The slave song, the chant of the low born in the first act of “King Argimenes”, and the wine song or the chant of the nobles in the second act are both interesting. When the play was first given at the Abbey Theater one of the old songs of famine time was used for the chant of the low born, and most effectively. It is immensely typical of Dunsany to have these two songs balancing each other, and presenting so forceful a contrast. The play begins and ends with the thought of bones uppermost, and this gives a certain sense of unity in contra-distinction to the otherwise faulty structure. In Argimenes there is a superficial resemblance to Agmar in “The Gods of the Mountain”, and in Zarb there is a faint prophecy of Slag in the same play. This does not argue by any means that Dunsany’s characters are all types, but it indicates how his characters developed, one growing out of another.
This play should dispose finally of any theory that Dunsany develops his plot at the expense of his characters. See how Argimenes, fallen almost to an animal, regains his individuality under the influence of the sword, and how the slaves, from being mere whipped curs, rise to the point of revolt under the leadership of Argimenes. Observe the study of meanness and selfishness in the scene of Damiak, the Queens, and the Overseer, and the blind ignorance depicted in the following scene with the Prophet. Here is a social study for us if we care to heed it. And then the reversion to habit in Argimenes when he hears that the King’s Great Dog is dead, and his cry of “Bones!”, with the awe and wonder of the slaves at the reinstated monarch. It is a most excellent bit of character work on rather broad lines. As might be expected the gods have their share in the proceedings, and the fact that the god of Argimenes was only broken in three pieces while that of Darniak, Illuriel, was broken in seven, is made to serve as a partial raison d’etre for the action. The last act furnishes a splendid example of peripetia in the fall of Darniak, and the victory of Argimenes.

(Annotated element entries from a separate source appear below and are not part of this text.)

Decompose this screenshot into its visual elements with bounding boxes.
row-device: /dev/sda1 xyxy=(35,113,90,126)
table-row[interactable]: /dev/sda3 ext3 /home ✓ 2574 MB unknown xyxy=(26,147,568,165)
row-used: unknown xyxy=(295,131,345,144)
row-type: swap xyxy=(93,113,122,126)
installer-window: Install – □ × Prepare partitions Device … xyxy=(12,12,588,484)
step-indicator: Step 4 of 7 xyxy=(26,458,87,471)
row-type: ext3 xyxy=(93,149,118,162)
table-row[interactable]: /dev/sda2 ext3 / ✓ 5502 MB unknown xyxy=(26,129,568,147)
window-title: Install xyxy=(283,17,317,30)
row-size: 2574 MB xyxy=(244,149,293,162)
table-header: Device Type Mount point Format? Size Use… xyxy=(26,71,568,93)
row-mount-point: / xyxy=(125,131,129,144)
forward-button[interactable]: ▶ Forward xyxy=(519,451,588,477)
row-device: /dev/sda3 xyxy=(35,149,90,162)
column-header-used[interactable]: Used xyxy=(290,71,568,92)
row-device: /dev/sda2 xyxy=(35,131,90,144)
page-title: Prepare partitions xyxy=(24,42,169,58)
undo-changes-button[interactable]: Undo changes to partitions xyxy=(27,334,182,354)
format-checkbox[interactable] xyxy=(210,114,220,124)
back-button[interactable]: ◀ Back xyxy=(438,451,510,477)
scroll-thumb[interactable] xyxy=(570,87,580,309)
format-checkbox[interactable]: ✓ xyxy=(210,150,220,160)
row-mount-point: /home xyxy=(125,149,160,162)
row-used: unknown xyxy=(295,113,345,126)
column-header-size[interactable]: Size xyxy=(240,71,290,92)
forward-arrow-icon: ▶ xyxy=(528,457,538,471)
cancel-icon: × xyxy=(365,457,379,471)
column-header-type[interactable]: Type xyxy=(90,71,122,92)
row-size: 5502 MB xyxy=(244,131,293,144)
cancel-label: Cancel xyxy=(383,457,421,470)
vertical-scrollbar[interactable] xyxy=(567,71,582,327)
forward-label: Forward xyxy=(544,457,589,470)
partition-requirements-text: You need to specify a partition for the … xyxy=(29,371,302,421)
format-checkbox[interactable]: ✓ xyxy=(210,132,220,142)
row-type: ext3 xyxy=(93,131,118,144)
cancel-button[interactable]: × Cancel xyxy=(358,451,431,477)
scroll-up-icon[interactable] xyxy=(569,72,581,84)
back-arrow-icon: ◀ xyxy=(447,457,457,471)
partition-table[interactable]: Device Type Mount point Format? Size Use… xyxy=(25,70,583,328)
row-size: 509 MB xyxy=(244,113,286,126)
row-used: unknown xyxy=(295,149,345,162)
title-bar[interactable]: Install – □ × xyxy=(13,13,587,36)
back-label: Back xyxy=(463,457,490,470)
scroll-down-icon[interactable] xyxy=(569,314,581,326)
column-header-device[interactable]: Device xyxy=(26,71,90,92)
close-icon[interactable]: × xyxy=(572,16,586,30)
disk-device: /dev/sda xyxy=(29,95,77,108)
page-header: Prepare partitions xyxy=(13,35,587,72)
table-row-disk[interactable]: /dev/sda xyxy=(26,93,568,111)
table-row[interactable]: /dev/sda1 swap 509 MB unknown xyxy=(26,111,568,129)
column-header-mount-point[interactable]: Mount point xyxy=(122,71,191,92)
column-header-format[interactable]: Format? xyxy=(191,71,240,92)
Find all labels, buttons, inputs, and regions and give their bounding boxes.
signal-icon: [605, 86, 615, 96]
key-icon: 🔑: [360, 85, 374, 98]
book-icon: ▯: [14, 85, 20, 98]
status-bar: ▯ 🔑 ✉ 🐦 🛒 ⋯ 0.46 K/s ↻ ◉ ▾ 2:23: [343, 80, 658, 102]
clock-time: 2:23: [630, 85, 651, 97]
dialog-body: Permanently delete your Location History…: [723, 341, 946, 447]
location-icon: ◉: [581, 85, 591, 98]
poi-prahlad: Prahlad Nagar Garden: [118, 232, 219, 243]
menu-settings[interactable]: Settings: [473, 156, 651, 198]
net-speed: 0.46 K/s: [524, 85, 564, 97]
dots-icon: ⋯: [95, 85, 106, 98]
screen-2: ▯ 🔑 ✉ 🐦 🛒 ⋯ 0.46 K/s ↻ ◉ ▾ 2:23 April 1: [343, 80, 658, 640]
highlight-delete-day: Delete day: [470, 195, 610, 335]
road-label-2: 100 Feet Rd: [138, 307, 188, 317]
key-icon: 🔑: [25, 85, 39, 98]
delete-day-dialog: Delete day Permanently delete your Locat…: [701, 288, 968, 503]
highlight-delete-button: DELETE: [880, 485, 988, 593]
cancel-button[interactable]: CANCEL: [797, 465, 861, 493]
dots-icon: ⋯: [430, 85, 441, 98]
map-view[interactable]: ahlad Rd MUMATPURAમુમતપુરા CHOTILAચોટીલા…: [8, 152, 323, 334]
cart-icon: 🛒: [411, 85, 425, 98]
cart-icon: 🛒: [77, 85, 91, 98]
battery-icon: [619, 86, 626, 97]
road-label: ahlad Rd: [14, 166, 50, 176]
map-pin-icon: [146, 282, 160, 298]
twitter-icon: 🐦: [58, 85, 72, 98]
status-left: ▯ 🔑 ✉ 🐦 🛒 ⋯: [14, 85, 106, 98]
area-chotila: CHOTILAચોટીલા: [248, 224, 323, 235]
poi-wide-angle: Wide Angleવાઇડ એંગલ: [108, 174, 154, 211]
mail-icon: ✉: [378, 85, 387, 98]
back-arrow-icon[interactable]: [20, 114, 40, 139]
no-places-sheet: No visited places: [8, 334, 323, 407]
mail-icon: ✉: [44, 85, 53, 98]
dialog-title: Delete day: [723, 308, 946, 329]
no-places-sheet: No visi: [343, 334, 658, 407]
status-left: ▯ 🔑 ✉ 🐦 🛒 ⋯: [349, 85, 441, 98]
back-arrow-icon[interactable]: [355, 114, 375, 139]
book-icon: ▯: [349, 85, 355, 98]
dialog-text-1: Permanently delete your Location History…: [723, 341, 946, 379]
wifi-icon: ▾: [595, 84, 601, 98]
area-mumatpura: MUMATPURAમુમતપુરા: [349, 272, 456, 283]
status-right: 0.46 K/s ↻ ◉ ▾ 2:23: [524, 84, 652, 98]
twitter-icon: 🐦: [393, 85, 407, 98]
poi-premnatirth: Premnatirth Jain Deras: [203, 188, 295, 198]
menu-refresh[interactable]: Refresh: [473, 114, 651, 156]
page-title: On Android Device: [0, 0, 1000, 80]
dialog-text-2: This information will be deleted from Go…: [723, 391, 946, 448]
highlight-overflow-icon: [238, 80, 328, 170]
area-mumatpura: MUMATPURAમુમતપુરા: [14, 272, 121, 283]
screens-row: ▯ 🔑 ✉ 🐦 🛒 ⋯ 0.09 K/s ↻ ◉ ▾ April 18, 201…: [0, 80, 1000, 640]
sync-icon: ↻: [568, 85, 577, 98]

“King Argimenes and the Unknown Warrior” is almost a good play. It presents a problem of man as opposed to man as most of the other Dunsany plays do not, and in consequence of this the conception is much less poetic, with none of the grandeur of some of the other plays.
On the other hand, the fact that we are dealing with purely human elements permits more visible opposition and direct conflict, and for this reason one occasionally hears the play placed much higher in the scale than it deserves to be. In its characterization, its dialogue, its flashes of poetry and of wit, the play is well worth serious consideration, but in its conception, and in the faulty construction of its framework it falls far below the standard set by the major portion of Dunsany’s work.